VAR (Value at Risk)

Posted By: tradingest

VAR (Value at Risk) - 01/05/19 18:29

Hi guys,

anybody use the formula or indicator to obtain the correct VAR of a portfolio strategy?

Wikipedia def
What is the VAR? Value at risk (VaR) is a measure of the risk of loss for investments. It estimates how much a set of investments might lose (with a given probability), given normal market conditions, in a set time period such as a day. VaR is typically used by firms and regulators in the financial industry to gauge the amount of assets needed to cover possible losses. For a given portfolio, time horizon, and probability p, the p VaR can be defined informally as the maximum possible loss during the time if we exclude worse outcomes whose probability is less than p.
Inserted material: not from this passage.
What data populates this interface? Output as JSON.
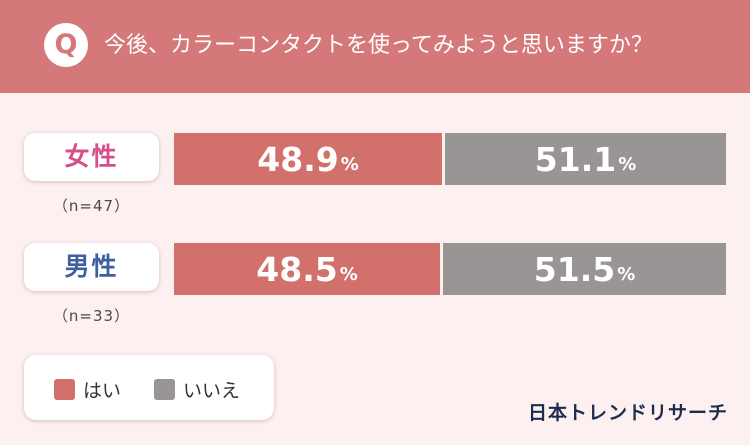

This assumes mark-to-market pricing, and no trading in the portfolio.[1] For example, if a portfolio of stocks has a one-day 5% VaR of $1 million, that means that there is a 0.05 probability that the portfolio will fall in value by more than $1 million over a one-day period if there is no trading. Informally, a loss of $1 million or more on this portfolio is expected on 1 day out of 20 days (because of 5% probability). Follow us for a good trading

Thanks
Posted By: MaskOfZorro

Re: VAR (Value at Risk) - 01/07/19 16:21

What's the question?

Never done it in Zorro, but Zorro lets you find covariances and construct a covariance matrix

Quote:
/ generate covariance matrix
for(i=0; i<N; i++)
for(j=0; j<N; j++)
Covariances[i][j] = Covariance(Returns[i],Returns[j],DAYS);


The you just need the weights vector and to perform matrix multiplication



Then multiply the portfolio value by the calculated portfolio sigma and the appropriate z-score for the confidence level you want (e.g. 1.645 for 95%).